Equally stomach churning is the news that the OSCE (Organisation for Cooperation and Security in Europe) have criticized the verdict as representing a dangerous tendency towards curbing freedom of expression:
Charges of hooliganism and religious hatred should not be used to curb freedom of expression. Speech no matter how provocative, satirical or sensitive should not be restricted or suppressed and under no circumstances should it lead to imprisonment
So in other words, you can go into a church and say or do anything you like, as long as you claim that you're exercising your freedom of expression.
Does the OSCE actually believe that "under no circumstances" freedom of expression should be curbed? Holocaust deniers? Individuals inciting violence against groups of people or against the state itself? Mad mullahs exhorting loners to blow themselves up? Under no circumstances? Or does that just apply to people dissing Christianity? Would this extend to calmly and respectfully explaining the biblical position on homosexuality and marriage in a gay nightclub?
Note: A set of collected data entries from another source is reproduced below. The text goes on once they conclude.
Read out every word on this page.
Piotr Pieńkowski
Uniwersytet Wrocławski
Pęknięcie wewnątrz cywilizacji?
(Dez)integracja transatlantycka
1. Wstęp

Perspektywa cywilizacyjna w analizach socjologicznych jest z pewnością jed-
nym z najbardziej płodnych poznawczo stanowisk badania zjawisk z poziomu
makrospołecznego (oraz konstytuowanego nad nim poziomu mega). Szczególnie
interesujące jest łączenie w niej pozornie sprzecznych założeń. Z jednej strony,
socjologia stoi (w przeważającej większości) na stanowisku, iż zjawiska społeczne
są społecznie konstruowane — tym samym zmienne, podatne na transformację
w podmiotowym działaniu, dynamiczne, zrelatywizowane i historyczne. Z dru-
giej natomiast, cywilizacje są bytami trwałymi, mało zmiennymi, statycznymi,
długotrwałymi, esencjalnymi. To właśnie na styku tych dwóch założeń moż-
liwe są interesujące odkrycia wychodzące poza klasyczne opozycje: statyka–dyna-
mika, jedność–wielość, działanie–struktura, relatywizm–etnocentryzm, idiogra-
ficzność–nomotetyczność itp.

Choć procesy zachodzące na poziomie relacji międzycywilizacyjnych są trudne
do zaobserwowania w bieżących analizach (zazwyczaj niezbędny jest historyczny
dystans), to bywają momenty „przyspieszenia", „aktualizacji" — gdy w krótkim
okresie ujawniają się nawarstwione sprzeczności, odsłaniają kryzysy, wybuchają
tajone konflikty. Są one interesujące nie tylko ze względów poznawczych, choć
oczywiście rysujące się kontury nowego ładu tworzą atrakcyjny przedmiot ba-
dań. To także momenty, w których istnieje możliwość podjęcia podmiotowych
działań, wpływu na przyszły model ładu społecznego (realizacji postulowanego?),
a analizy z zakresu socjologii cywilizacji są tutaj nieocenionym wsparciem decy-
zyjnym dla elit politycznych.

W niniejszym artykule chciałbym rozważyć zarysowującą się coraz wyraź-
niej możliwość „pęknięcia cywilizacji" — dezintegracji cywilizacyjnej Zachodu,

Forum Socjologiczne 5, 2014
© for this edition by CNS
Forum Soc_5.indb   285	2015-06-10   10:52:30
...or would that constitute a hate crime?
This is also the week that the UN Human Rights Council declared that many "traditional values are in conflict with human rights" and that "traditional and cultural values in Western countries propagate harmful practices, such as domestic violence".
Pray that our children will survive spiritually intact in this Brave New World.
Our Lady of Perpetual Succour: Ora pro nobis!